# Light-bulb and capacitance

1. Jan 26, 2008

### A90

1. The problem statement, all variables and given/known data
Imagine that you have a light-bulb that has a resistance of about 10 Ω
and that can tolerate a maximum voltage of 3 V. Imagine that you want to connect this to a charged capacitor large enough to keep the bulb glowing reasonably brightly for more than 10s. Roughly what should the capacitor's capacitance be?

2. Relevant equations
I=(dQ)/(dt)
R=($$\Delta\phi$$)/(I)
C=(Q)/($$\Delta\phi$$)

3. The attempt at a solution
It looks like I need to know something about the charge to solve this, or I need to cancel it out, but I can't seem to make any headway.

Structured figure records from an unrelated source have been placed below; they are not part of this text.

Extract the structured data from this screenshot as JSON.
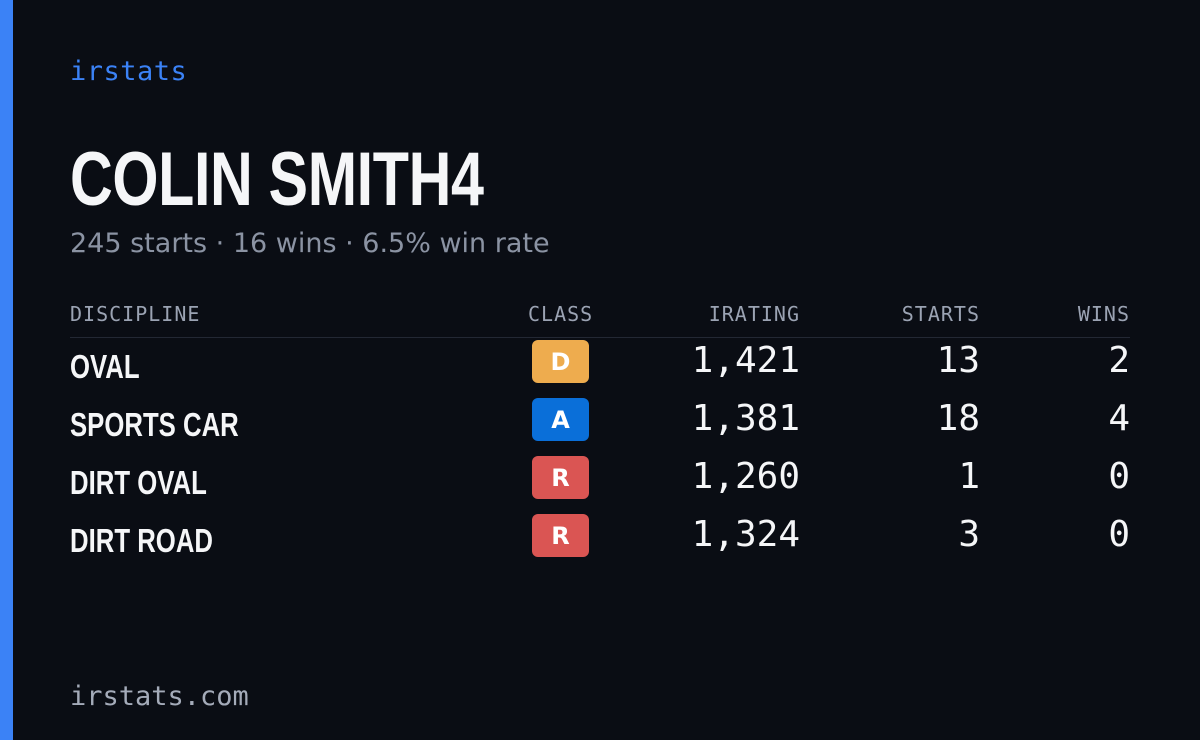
{
  "brand": "irstats",
  "driver": {
    "name": "COLIN SMITH4",
    "summary": "245 starts · 16 wins · 6.5% win rate"
  },
  "colors": {
    "accent": "#3b82f6",
    "background": "#0a0d14"
  },
  "table": {
    "headers": {
      "discipline": "DISCIPLINE",
      "class": "CLASS",
      "irating": "IRATING",
      "starts": "STARTS",
      "wins": "WINS"
    },
    "rows": [
      {
        "discipline": "OVAL",
        "class": "D",
        "class_color": "#eeac4e",
        "irating": "1,421",
        "starts": "13",
        "wins": "2"
      },
      {
        "discipline": "SPORTS CAR",
        "class": "A",
        "class_color": "#0a6fd9",
        "irating": "1,381",
        "starts": "18",
        "wins": "4"
      },
      {
        "discipline": "DIRT OVAL",
        "class": "R",
        "class_color": "#da5553",
        "irating": "1,260",
        "starts": "1",
        "wins": "0"
      },
      {
        "discipline": "DIRT ROAD",
        "class": "R",
        "class_color": "#da5553",
        "irating": "1,324",
        "starts": "3",
        "wins": "0"
      }
    ]
  },
  "footer": {
    "site": "irstats.com"
  }
}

How can I solve for the capacitance without Q? Am I missing something obvious?

2. Jan 26, 2008

### hage567

You have Ohm's Law. You can use that to find the current (and therefore charge).

3. Jan 26, 2008

### A90

Is that assuming dQ=Q and dt=10? I get:
I=(Δϕ)/R=dQ/dt
then, dQ=I*dt=(Δϕ*dt)/(R*Δϕ)=dt/R=1

The answer is supposed to be 1.4 F

4. Jan 26, 2008

### hage567

OK, for a discharging capacitor

$$I(t) = I_o e^{\frac{-t}{RC}}$$

Do you recognize this equation?

5. Jan 26, 2008

### A90

We have learned it with electric potential, rather than electric current, but I can see how one implies the other. With the data given I found I_0 (sorry, subscript keeps coming out as superscript- that is 'I naught') to be .3, but I'm not sure about I(t).